8 op 10 Belgen rijden te snel in zone 30, en op snelwegen neemt aantal hardrijders zelfs nog toe

Ondanks campagnes en almaar meer snelheidscontroles blijft de Belg het gaspedaal te diep induwen, blijkt uit nieuwe snelheidsmetingen van veiligheidsinstituut Vias. In een zone 30 rijdt nog steeds acht op de tien te snel. En op wegen met een maximumsnelheid van 50 of 90 km per uur gaat het aantal hardrijders zelfs opnieuw de hoogte in.

Werner Rommers

Vorig jaar kwamen in het verkeer 521 mensen om het leven, bijna 38.000 geraakten gewond. Overdreven snelheid is daarbij één van de hoofdoorzaken. Maar toch zetten de cijfers bestuurders er niet toe aan hun snelheid te minderen, blijkt uit nieuwe snelheidsmetingen van veiligheidsinstituut Vias.

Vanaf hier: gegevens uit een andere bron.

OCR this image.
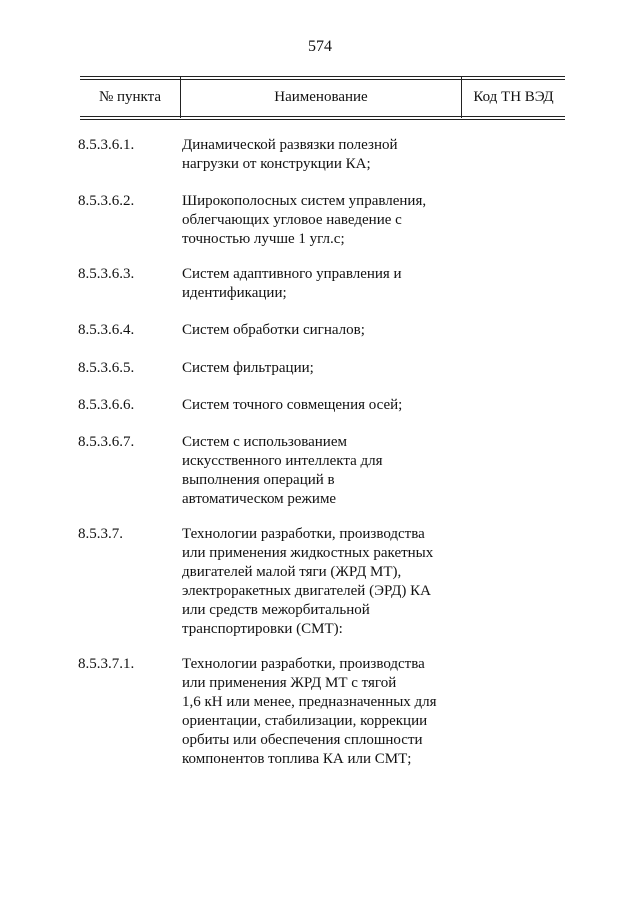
574
№ пункта	Наименование	Код ТН ВЭД
8.5.3.6.1.	Динамической развязки полезной
нагрузки от конструкции КА;
8.5.3.6.2.	Широкополосных систем управления,
облегчающих угловое наведение с
точностью лучше 1 угл.с;
8.5.3.6.3.	Систем адаптивного управления и
идентификации;
8.5.3.6.4.	Систем обработки сигналов;
8.5.3.6.5.	Систем фильтрации;
8.5.3.6.6.	Систем точного совмещения осей;
8.5.3.6.7.	Систем с использованием
искусственного интеллекта для
выполнения операций в
автоматическом режиме
8.5.3.7.	Технологии разработки, производства
или применения жидкостных ракетных
двигателей малой тяги (ЖРД МТ),
электроракетных двигателей (ЭРД) КА
или средств межорбитальной
транспортировки (СМТ):
8.5.3.7.1.	Технологии разработки, производства
или применения ЖРД МТ с тягой
1,6 кН или менее, предназначенных для
ориентации, стабилизации, коррекции
орбиты или обеспечения сплошности
компонентов топлива КА или СМТ;
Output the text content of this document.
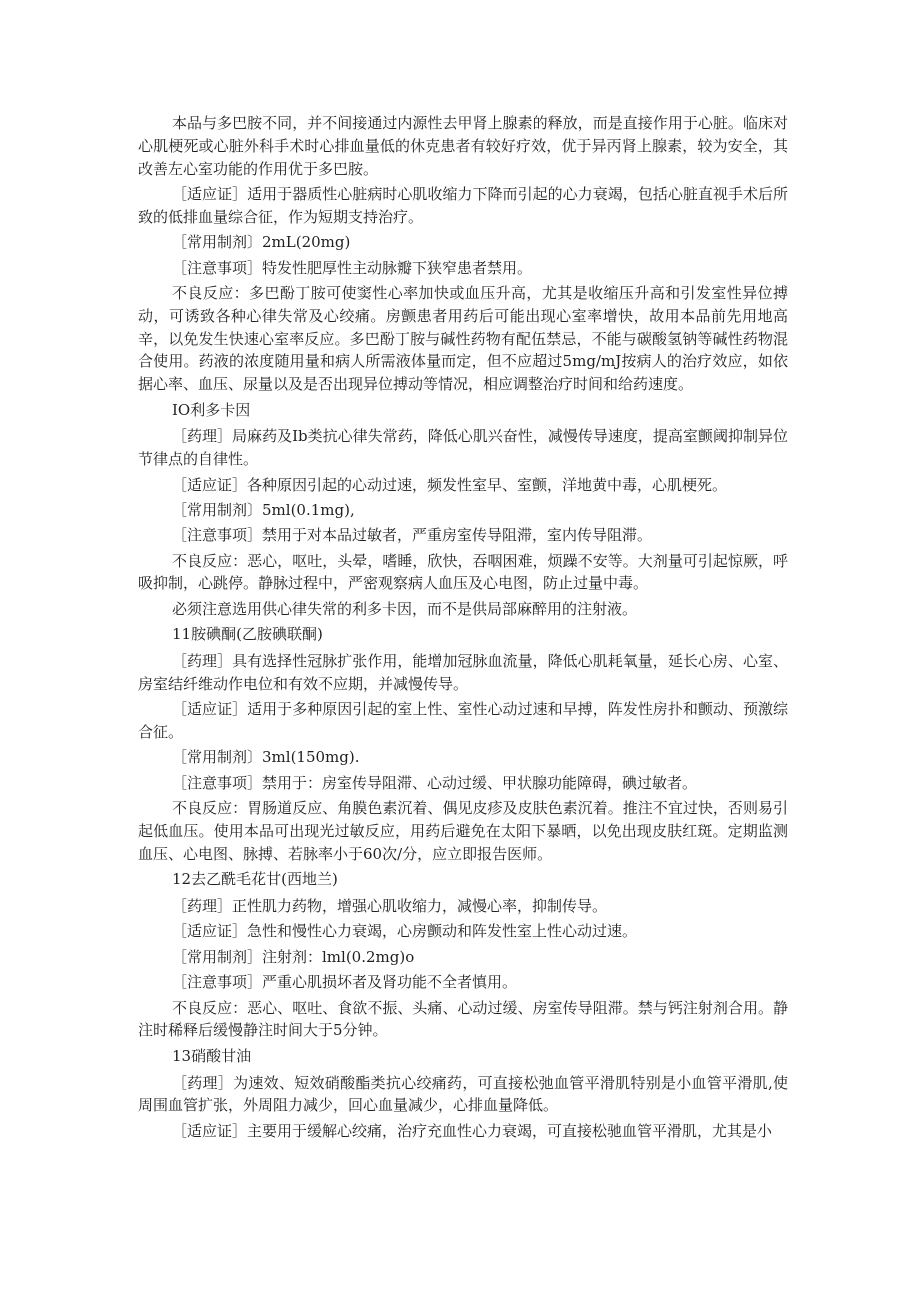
本品与多巴胺不同，并不间接通过内源性去甲肾上腺素的释放，而是直接作用于心脏。临床对心肌梗死或心脏外科手术时心排血量低的休克患者有较好疗效，优于异丙肾上腺素，较为安全，其改善左心室功能的作用优于多巴胺。

［适应证］适用于器质性心脏病时心肌收缩力下降而引起的心力衰竭，包括心脏直视手术后所致的低排血量综合征，作为短期支持治疗。

［常用制剂〕2mL(20mg)

［注意事项］特发性肥厚性主动脉瓣下狭窄患者禁用。

不良反应：多巴酚丁胺可使窦性心率加快或血压升高，尤其是收缩压升高和引发室性异位搏动，可诱致各种心律失常及心绞痛。房颤患者用药后可能出现心室率增快，故用本品前先用地高辛，以免发生快速心室率反应。多巴酚丁胺与碱性药物有配伍禁忌，不能与碳酸氢钠等碱性药物混合使用。药液的浓度随用量和病人所需液体量而定，但不应超过5mg∕mJ按病人的治疗效应，如依据心率、血压、尿量以及是否出现异位搏动等情况，相应调整治疗时间和给药速度。

IO利多卡因

［药理］局麻药及Ib类抗心律失常药，降低心肌兴奋性，减慢传导速度，提高室颤阈抑制异位节律点的自律性。

［适应证］各种原因引起的心动过速，频发性室早、室颤，洋地黄中毒，心肌梗死。

［常用制剂〕5ml(0.1mg),

［注意事项］禁用于对本品过敏者，严重房室传导阻滞，室内传导阻滞。

不良反应：恶心，呕吐，头晕，嗜睡，欣快，吞咽困难，烦躁不安等。大剂量可引起惊厥，呼吸抑制，心跳停。静脉过程中，严密观察病人血压及心电图，防止过量中毒。

必须注意选用供心律失常的利多卡因，而不是供局部麻醉用的注射液。

11胺碘酮(乙胺碘联酮)

［药理］具有选择性冠脉扩张作用，能增加冠脉血流量，降低心肌耗氧量，延长心房、心室、房室结纤维动作电位和有效不应期，并减慢传导。

［适应证］适用于多种原因引起的室上性、室性心动过速和早搏，阵发性房扑和颤动、预激综合征。

［常用制剂〕3ml(150mg).

［注意事项］禁用于：房室传导阻滞、心动过缓、甲状腺功能障碍，碘过敏者。

不良反应：胃肠道反应、角膜色素沉着、偶见皮疹及皮肤色素沉着。推注不宜过快，否则易引起低血压。使用本品可出现光过敏反应，用药后避免在太阳下暴晒，以免出现皮肤红斑。定期监测血压、心电图、脉搏、若脉率小于60次/分，应立即报告医师。

12去乙酰毛花甘(西地兰)

［药理］正性肌力药物，增强心肌收缩力，减慢心率，抑制传导。

［适应证］急性和慢性心力衰竭，心房颤动和阵发性室上性心动过速。

［常用制剂］注射剂：lml(0.2mg)o

［注意事项］严重心肌损坏者及肾功能不全者慎用。

不良反应：恶心、呕吐、食欲不振、头痛、心动过缓、房室传导阻滞。禁与钙注射剂合用。静注时稀释后缓慢静注时间大于5分钟。

13硝酸甘油

［药理］为速效、短效硝酸酯类抗心绞痛药，可直接松弛血管平滑肌特别是小血管平滑肌,使周围血管扩张，外周阻力减少，回心血量减少，心排血量降低。

［适应证］主要用于缓解心绞痛，治疗充血性心力衰竭，可直接松驰血管平滑肌，尤其是小
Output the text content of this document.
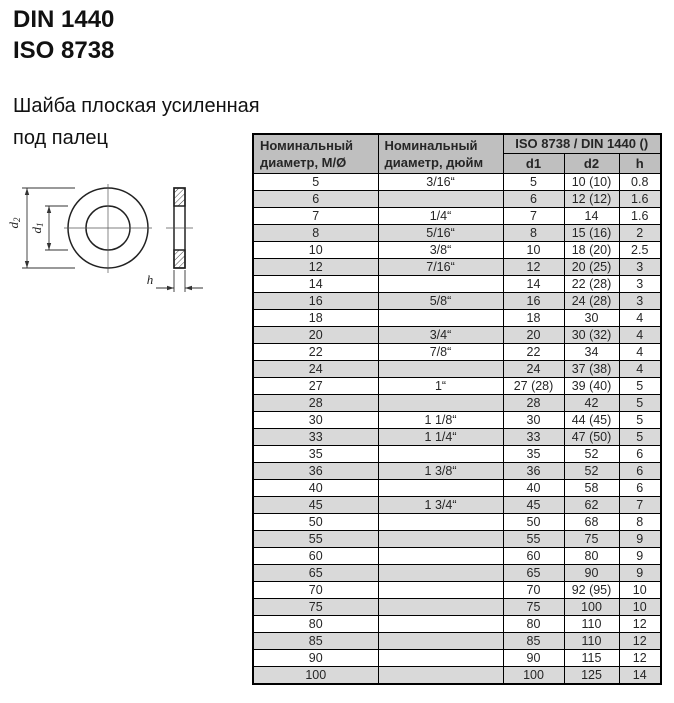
DIN 1440
ISO 8738
Шайба плоская усиленная
под палец
d2
d1
h
Номинальный
диаметр, М/Ø

Номинальный
диаметр, дюйм
	ISO 8738 / DIN 1440 ()
		d1	d2	h
5	3/16“	5	10 (10)	0.8
6		6	12 (12)	1.6
7	1/4“	7	14	1.6
8	5/16“	8	15 (16)	2
10	3/8“	10	18 (20)	2.5
12	7/16“	12	20 (25)	3
14		14	22 (28)	3
16	5/8“	16	24 (28)	3
18		18	30	4
20	3/4“	20	30 (32)	4
22	7/8“	22	34	4
24		24	37 (38)	4
27	1“	27 (28)	39 (40)	5
28		28	42	5
30	1 1/8“	30	44 (45)	5
33	1 1/4“	33	47 (50)	5
35		35	52	6
36	1 3/8“	36	52	6
40		40	58	6
45	1 3/4“	45	62	7
50		50	68	8
55		55	75	9
60		60	80	9
65		65	90	9
70		70	92 (95)	10
75		75	100	10
80		80	110	12
85		85	110	12
90		90	115	12
100		100	125	14
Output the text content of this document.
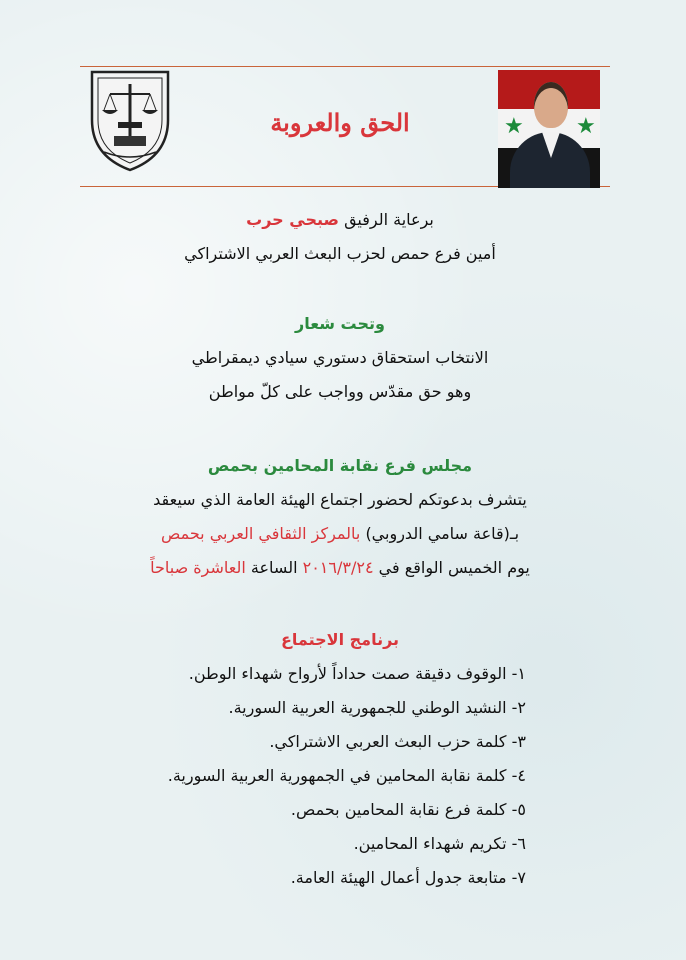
الحق والعروبة	★ ★
برعاية الرفيق صبحي حرب
أمين فرع حمص لحزب البعث العربي الاشتراكي
وتحت شعار
الانتخاب استحقاق دستوري سيادي ديمقراطي
وهو حق مقدّس وواجب على كلّ مواطن
مجلس فرع نقابة المحامين بحمص
يتشرف بدعوتكم لحضور اجتماع الهيئة العامة الذي سيعقد
بـ(قاعة سامي الدروبي) بالمركز الثقافي العربي بحمص
يوم الخميس الواقع في ٢٠١٦/٣/٢٤ الساعة العاشرة صباحاً
برنامج الاجتماع
١- الوقوف دقيقة صمت حداداً لأرواح شهداء الوطن.
٢- النشيد الوطني للجمهورية العربية السورية.
٣- كلمة حزب البعث العربي الاشتراكي.
٤- كلمة نقابة المحامين في الجمهورية العربية السورية.
٥- كلمة فرع نقابة المحامين بحمص.
٦- تكريم شهداء المحامين.
٧- متابعة جدول أعمال الهيئة العامة.
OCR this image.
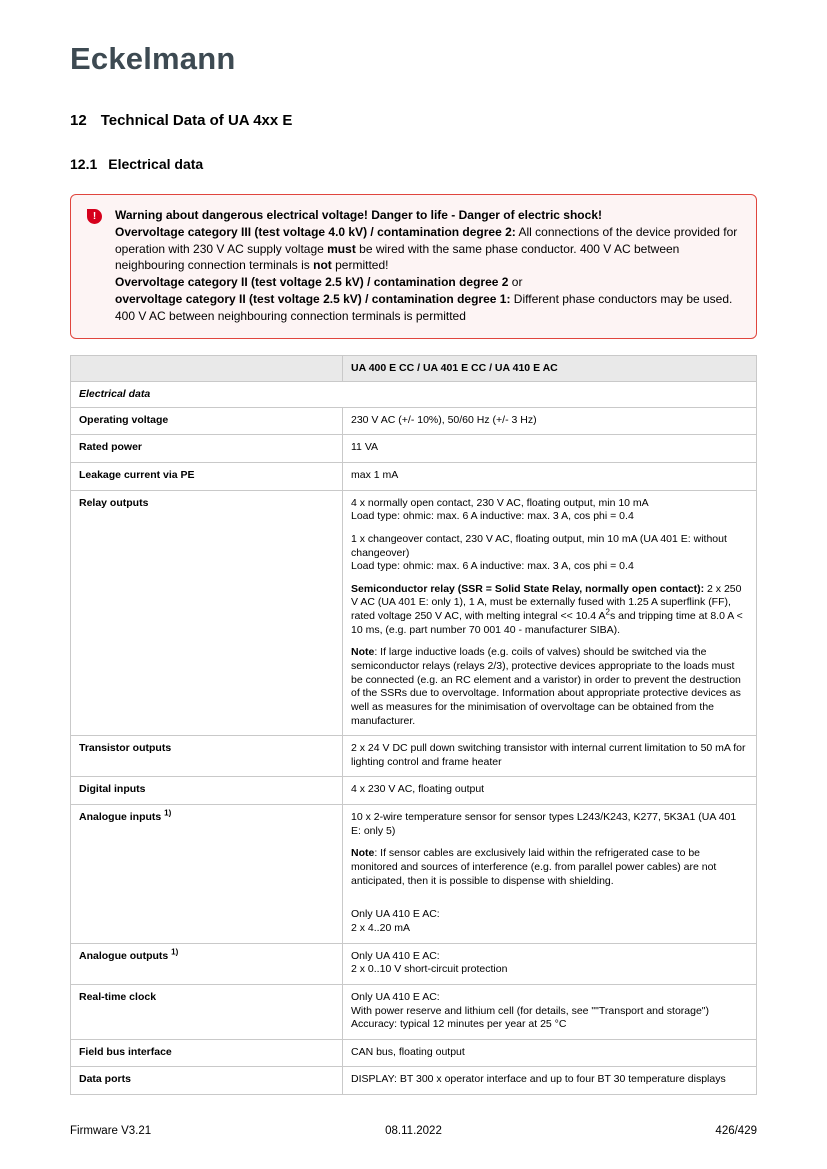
Eckelmann
12 Technical Data of UA 4xx E
12.1 Electrical data
! Warning about dangerous electrical voltage! Danger to life - Danger of electric shock!
Overvoltage category III (test voltage 4.0 kV) / contamination degree 2: All connections of the device provided for operation with 230 V AC supply voltage must be wired with the same phase conductor. 400 V AC between neighbouring connection terminals is not permitted!
Overvoltage category II (test voltage 2.5 kV) / contamination degree 2 or
overvoltage category II (test voltage 2.5 kV) / contamination degree 1: Different phase conductors may be used. 400 V AC between neighbouring connection terminals is permitted
	UA 400 E CC / UA 401 E CC / UA 410 E AC
Electrical data	
Operating voltage	230 V AC (+/- 10%), 50/60 Hz (+/- 3 Hz)

Rated power	11 VA

Leakage current via PE	max 1 mA

Relay outputs	4 x normally open contact, 230 V AC, floating output, min 10 mA
Load type: ohmic: max. 6 A inductive: max. 3 A, cos phi = 0.4

1 x changeover contact, 230 V AC, floating output, min 10 mA (UA 401 E: without changeover)
Load type: ohmic: max. 6 A inductive: max. 3 A, cos phi = 0.4

Semiconductor relay (SSR = Solid State Relay, normally open contact): 2 x 250 V AC (UA 401 E: only 1), 1 A, must be externally fused with 1.25 A superflink (FF), rated voltage 250 V AC, with melting integral << 10.4 $A^2s$ and tripping time at 8.0 A < 10 ms, (e.g. part number 70 001 40 - manufacturer SIBA).

Note: If large inductive loads (e.g. coils of valves) should be switched via the semiconductor relays (relays 2/3), protective devices appropriate to the loads must be connected (e.g. an RC element and a varistor) in order to prevent the destruction of the SSRs due to overvoltage. Information about appropriate protective devices as well as measures for the minimisation of overvoltage can be obtained from the manufacturer.

Transistor outputs	2 x 24 V DC pull down switching transistor with internal current limitation to 50 mA for lighting control and frame heater

Digital inputs	4 x 230 V AC, floating output

Analogue inputs $^{1)}$	10 x 2-wire temperature sensor for sensor types L243/K243, K277, 5K3A1 (UA 401 E: only 5)

Note: If sensor cables are exclusively laid within the refrigerated case to be monitored and sources of interference (e.g. from parallel power cables) are not anticipated, then it is possible to dispense with shielding.

Only UA 410 E AC:
2 x 4..20 mA

Analogue outputs $^{1)}$	Only UA 410 E AC:
2 x 0..10 V short-circuit protection

Real-time clock	Only UA 410 E AC:
With power reserve and lithium cell (for details, see ""Transport and storage")
Accuracy: typical 12 minutes per year at 25 °C

Field bus interface	CAN bus, floating output

Data ports	DISPLAY: BT 300 x operator interface and up to four BT 30 temperature displays

Firmware V3.21	08.11.2022	426/429
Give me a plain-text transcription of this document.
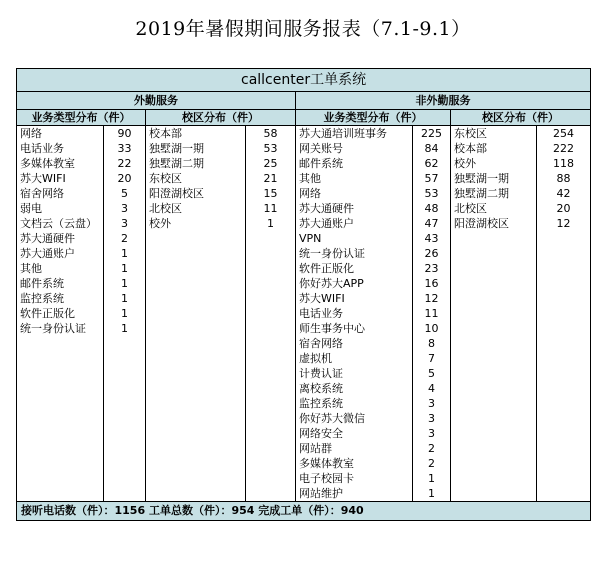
2019年暑假期间服务报表（7.1-9.1）
callcenter工单系统							
外勤服务				非外勤服务			
业务类型分布（件）		校区分布（件）		业务类型分布（件）		校区分布（件）	
网络	90	校本部	58	苏大通培训班事务	225	东校区	254
电话业务	33	独墅湖一期	53	网关账号	84	校本部	222
多媒体教室	22	独墅湖二期	25	邮件系统	62	校外	118
苏大WIFI	20	东校区	21	其他	57	独墅湖一期	88
宿舍网络	5	阳澄湖校区	15	网络	53	独墅湖二期	42
弱电	3	北校区	11	苏大通硬件	48	北校区	20
文档云（云盘）	3	校外	1	苏大通账户	47	阳澄湖校区	12
苏大通硬件	2			VPN	43		
苏大通账户	1			统一身份认证	26		
其他	1			软件正版化	23		
邮件系统	1			你好苏大APP	16		
监控系统	1			苏大WIFI	12		
软件正版化	1			电话业务	11		
统一身份认证	1			师生事务中心	10		
				宿舍网络	8		
				虚拟机	7		
				计费认证	5		
				离校系统	4		
				监控系统	3		
				你好苏大微信	3		
				网络安全	3		
				网站群	2		
				多媒体教室	2		
				电子校园卡	1		
				网站维护	1		
接听电话数（件）：1156 工单总数（件）：954 完成工单（件）：940							
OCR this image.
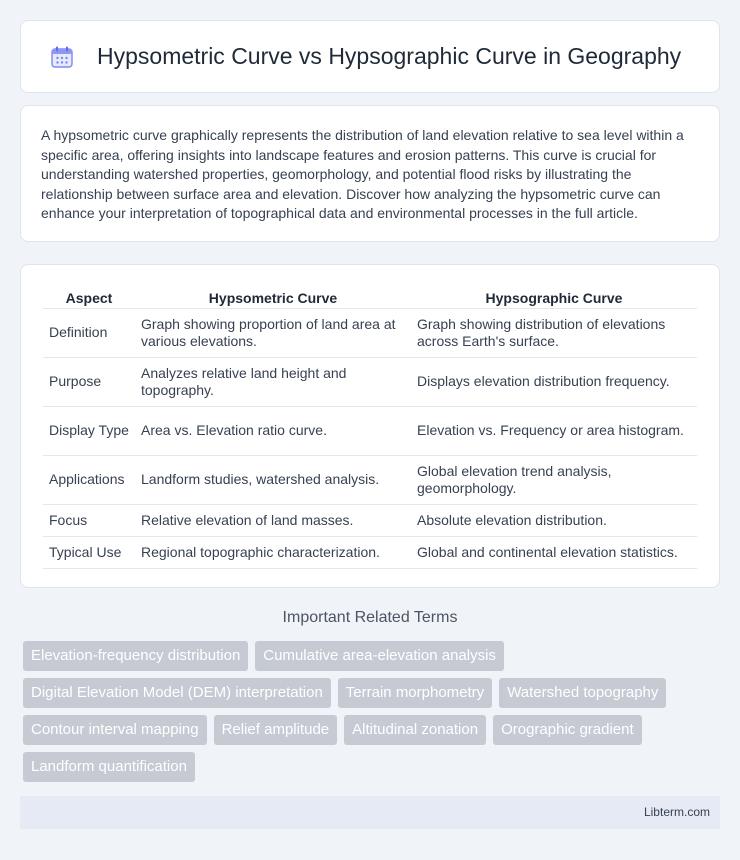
Hypsometric Curve vs Hypsographic Curve in Geography

A hypsometric curve graphically represents the distribution of land elevation relative to sea level within a specific area, offering insights into landscape features and erosion patterns. This curve is crucial for understanding watershed properties, geomorphology, and potential flood risks by illustrating the relationship between surface area and elevation. Discover how analyzing the hypsometric curve can enhance your interpretation of topographical data and environmental processes in the full article.

Aspect	Hypsometric Curve	Hypsographic Curve
Definition	Graph showing proportion of land area at various elevations.	Graph showing distribution of elevations across Earth's surface.
Purpose	Analyzes relative land height and topography.	Displays elevation distribution frequency.
Display Type	Area vs. Elevation ratio curve.	Elevation vs. Frequency or area histogram.
Applications	Landform studies, watershed analysis.	Global elevation trend analysis, geomorphology.
Focus	Relative elevation of land masses.	Absolute elevation distribution.
Typical Use	Regional topographic characterization.	Global and continental elevation statistics.
Important Related Terms
Elevation-frequency distribution	Cumulative area-elevation analysis
Digital Elevation Model (DEM) interpretation	Terrain morphometry	Watershed topography
Contour interval mapping	Relief amplitude	Altitudinal zonation	Orographic gradient
Landform quantification
Libterm.com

Die ging voor alle snelheidscategorieën na of chauffeurs de maximumsnelheid respecteren. Ze deed dat via metingen op 215 plaatsen verspreid over het land waar de snelheid niet wordt beïnvloed door de aanwezigheid van bijvoorbeeld flitspalen.

De cijfers zijn ontnuchterend: hoewel de situatie ten opzichte van de vorige meting iets is verbeterd, rijdt in een zone 30 maar liefst 8 op de 10 bestuurders nog steeds te snel.

Trajectcontroles

Voor wegen waar je 50 km per uur mag rijden, is de situatie zelfs verslechterd: bij de vorige meting reed 36 procent van de chauffeurs daar te hard. Dat is nu gestegen naar iets meer dan de helft. “Mogelijk speelt mee dat de voorbije jaren de snelheid op heel wat wegen van 70 naar 50 km per uur werd verlaagd”, aldus Vias. Een verlaging die nog niet ingeburgerd is.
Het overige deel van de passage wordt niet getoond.